Le Comité Champagne a qualifié à plusieurs reprises cette campagne d’« exceptionnelle », et le terme n’est pas galvaudé.
L’année a d’abord été marquée par un épisode de gel parmi les plus importants observés depuis 2003. Elle se distingue également par une précocité record : la vigne a débourré très tôt et son cycle végétatif s’est déroulé à un rythme particulièrement rapide. Seulement 77 jours ont séparé la floraison des vendanges, contre près de 100 jours il y a vingt ans.

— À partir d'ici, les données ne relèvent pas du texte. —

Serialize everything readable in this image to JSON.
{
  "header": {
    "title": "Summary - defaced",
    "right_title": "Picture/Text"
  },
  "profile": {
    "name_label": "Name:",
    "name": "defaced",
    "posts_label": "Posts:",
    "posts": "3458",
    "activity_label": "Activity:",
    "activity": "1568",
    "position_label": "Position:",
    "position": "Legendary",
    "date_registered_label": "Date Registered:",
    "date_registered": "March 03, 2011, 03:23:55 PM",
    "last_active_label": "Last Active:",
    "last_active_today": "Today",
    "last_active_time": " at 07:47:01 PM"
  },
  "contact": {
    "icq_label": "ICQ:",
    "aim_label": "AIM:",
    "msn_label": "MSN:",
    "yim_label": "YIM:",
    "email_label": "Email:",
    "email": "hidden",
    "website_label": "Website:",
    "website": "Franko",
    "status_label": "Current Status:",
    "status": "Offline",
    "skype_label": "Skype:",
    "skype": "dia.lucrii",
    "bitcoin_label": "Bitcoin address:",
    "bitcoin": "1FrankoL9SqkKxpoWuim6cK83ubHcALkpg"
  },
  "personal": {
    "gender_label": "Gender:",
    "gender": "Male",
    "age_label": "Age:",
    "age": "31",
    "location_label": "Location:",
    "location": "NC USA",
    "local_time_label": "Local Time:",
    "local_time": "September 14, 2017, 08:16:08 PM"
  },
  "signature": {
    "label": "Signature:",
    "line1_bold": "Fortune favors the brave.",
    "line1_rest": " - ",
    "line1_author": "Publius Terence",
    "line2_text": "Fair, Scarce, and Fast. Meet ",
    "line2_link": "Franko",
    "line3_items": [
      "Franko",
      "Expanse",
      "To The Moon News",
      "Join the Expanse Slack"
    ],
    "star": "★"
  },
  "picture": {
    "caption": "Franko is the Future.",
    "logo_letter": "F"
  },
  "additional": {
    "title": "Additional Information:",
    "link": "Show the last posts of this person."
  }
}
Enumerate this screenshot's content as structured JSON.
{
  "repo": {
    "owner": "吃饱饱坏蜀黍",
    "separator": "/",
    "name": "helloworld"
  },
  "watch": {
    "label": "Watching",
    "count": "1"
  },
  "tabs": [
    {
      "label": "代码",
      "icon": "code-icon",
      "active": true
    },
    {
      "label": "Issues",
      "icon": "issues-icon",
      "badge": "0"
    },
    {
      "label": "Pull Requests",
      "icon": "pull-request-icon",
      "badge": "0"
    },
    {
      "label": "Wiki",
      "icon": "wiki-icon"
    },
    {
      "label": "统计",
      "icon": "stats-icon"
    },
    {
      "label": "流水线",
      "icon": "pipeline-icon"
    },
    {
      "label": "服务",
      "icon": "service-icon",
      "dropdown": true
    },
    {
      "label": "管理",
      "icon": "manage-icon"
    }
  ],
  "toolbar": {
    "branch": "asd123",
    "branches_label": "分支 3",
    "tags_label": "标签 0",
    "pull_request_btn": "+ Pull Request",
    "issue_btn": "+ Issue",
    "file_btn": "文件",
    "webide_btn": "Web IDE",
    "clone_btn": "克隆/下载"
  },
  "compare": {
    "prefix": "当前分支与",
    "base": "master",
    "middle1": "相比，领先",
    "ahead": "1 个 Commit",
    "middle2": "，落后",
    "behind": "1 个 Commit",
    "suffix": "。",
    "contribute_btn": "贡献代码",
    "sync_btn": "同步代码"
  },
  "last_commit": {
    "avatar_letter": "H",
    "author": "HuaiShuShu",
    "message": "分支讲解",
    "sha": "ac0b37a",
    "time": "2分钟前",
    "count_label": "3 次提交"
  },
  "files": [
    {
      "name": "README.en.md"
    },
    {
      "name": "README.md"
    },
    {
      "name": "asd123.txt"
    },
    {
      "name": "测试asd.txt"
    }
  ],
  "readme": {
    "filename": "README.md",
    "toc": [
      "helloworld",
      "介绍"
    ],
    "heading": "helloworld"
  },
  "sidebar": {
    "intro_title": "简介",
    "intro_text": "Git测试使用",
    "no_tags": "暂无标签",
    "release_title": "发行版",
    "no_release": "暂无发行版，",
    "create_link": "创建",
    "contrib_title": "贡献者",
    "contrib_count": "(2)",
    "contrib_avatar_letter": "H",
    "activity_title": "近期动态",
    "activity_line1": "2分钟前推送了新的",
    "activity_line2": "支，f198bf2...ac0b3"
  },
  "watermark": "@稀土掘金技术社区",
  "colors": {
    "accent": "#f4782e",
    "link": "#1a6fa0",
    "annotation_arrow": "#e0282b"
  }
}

À cette précocité se sont ajoutés cinq épisodes de canicule depuis le mois de mai et une sécheresse sévère, avec des précipitations particulièrement faibles sur l’ensemble du vignoble. Entre le 18 mai et le 11 août, seuls 19 à 77 mm de pluie ont été enregistrés selon les secteurs de la Marne. Dans notre vignoble de l’Aube, les précipitations ont atteint 78 à 108 mm, mais se sont concentrées avant le mois de juillet. Seul le vignoble de Sézanne a bénéficié de 30 mm de pluie le 3 août.
Le stress hydrique – autrement dit, le manque d’eau subi par la vigne – s’est ainsi fait sentir partout. Dans notre vignoble, le feuillage a toutefois très bien résisté dans la Marne, tandis qu’il a davantage souffert dans l’Aube.



Une récolte plus faible, mais une maturation remarquable
Ces conditions climatiques extrêmes ont eu un impact direct sur le poids des grappes et, par conséquent, sur les rendements. À Loches-sur-Ource et Essoyes, le poids des grappes se situait ainsi entre 50 et 90 grammes. Les premières estimations, comprises entre 8 000 et 9 000 kg/ha, ont finalement été revues à la baisse, entre 6 000 et 7 000 kg/ha, sous l’effet combiné du gel et de la faiblesse des grappes.
La précocité de l’année et les volumes réduits ont donné aux vendanges un rythme à la fois inhabituel, fluide et calme. Cette année restera également marquée par une dynamique de maturation exceptionnelle : progression rapide des degrés, maturité des pépins, développement aromatique remarquable et qualité sanitaire des raisins très élevée. Les vendanges ont d’ailleurs débuté avec des niveaux de maturité rarement observés, souvent proches de 11 % vol. Il a donc fallu adapter l’organisation des chantiers de récolte afin de limiter les risques de surmaturation.
Malgré ces conditions inédites et un cycle végétatif toujours plus court, les premiers retours laissent ainsi entrevoir un potentiel qualitatif particulièrement prometteur.



Une campagne qui a demandé une forte capacité d’adaptation
Au-delà des performances agronomiques, cette campagne aura été marquée par l’engagement des équipes. Face aux fortes chaleurs, il a fallu adapter les horaires, anticiper certains retours de congés et prendre rapidement des décisions pour accompagner le rythme inhabituel de la vigne et des vendanges. Dans ce contexte, les équipes ont fait preuve d’une grande réactivité et d’une capacité d’adaptation remarquable tout au long de la campagne.